Over the lifetime of the project, the investment could be as large as $25bn. But this investment could be worth its weight in gold. It estimates that the fields and surrounding areas house over 20bn barrels of potential resource.
Execution risk
Key to a successful strategy is improving fundamentals. By 2027, BP is targeting growing adjusted free cash flow at a compound annual growth rate of 20%, from around $8bn price adjusted in 2024. Return on average capital employed (ROACE) will improve by four percentage points to 16%.
But the devil is in the detail. Words are cheap, it’s execution that matters.
Ultimately, the success or failure of a strategy comes down to the employees who will need to implement it. That’s why in any major transformation I like to primarily hone in on the ‘people dimension’.
Five years ago, BP marketed itself as ‘beyond petroleum’. A lot of the hires since then would have come in potentially with a certain set of believes and mindsets about what that entailed. Now they are being asked to re-assess such core beliefs.
The point of giving just this one small example is to highlight the significant execution risks the company faces over the next few years.
Energy is life
Ultimately, BP got the pace of the energy transition wrong. The main reason why I first opened up a position in the company and Shell back in 2020 was a belief that the demise of oil and gas was exaggerated.
I certainly didn’t predict Covid, a supply chain reset, and a war in Europe, all of which contributed to soaring energy prices. But today, the investment case for BP is just as compelling as in 2020.

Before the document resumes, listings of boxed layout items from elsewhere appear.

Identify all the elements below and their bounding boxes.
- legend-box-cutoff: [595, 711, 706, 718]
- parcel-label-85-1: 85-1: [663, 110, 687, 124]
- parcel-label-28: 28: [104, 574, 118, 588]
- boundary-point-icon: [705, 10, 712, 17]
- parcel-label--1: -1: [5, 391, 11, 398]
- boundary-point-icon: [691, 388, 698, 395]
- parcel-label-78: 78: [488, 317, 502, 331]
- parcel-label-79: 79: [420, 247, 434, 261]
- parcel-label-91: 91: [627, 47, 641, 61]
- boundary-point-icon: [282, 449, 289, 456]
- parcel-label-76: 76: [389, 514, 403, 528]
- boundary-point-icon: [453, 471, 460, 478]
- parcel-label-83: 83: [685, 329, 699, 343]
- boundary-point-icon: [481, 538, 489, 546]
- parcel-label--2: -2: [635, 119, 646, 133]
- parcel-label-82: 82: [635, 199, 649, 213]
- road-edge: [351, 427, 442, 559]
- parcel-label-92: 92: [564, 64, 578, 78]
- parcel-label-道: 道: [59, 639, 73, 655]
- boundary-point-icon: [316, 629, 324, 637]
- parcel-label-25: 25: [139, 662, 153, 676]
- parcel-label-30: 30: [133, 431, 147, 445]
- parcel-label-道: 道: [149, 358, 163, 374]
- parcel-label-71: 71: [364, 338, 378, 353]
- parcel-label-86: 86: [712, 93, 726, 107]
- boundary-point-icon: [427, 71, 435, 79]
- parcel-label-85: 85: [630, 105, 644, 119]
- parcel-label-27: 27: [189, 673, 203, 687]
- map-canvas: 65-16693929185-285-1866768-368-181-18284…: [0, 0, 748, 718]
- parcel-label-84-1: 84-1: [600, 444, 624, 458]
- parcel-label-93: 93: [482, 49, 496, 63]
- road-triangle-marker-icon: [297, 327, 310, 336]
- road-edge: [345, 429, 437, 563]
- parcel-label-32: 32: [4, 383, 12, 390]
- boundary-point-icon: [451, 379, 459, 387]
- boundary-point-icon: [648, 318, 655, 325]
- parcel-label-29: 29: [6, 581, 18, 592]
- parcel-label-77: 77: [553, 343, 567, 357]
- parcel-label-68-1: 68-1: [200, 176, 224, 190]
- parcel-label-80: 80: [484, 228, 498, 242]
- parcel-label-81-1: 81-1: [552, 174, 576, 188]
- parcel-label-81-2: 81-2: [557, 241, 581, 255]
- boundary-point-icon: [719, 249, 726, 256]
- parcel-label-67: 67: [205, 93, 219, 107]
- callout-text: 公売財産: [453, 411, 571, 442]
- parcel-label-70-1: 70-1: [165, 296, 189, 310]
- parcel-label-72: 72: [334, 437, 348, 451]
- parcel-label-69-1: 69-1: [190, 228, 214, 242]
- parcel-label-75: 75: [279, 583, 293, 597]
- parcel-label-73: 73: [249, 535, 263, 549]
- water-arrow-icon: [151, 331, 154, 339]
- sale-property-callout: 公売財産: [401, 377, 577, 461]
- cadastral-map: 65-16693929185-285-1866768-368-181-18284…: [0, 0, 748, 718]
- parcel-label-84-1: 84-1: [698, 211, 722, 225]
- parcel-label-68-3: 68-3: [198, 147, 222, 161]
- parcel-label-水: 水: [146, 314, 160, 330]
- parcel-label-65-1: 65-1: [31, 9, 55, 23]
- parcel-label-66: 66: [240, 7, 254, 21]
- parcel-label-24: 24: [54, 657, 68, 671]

Demand for energy is growing. Increasing urbanisation, a growing Asian middle class, onshoring of manufacturing in the US, AI and data centres. Even green technologies need it. Everywhere you look, the world is hungry for energy.
Who knows how long BP will languish behind its peers. My guess is that over time the valuation gap will close. That’s why I continue to reinvest my dividends and buy more shares when finances allow.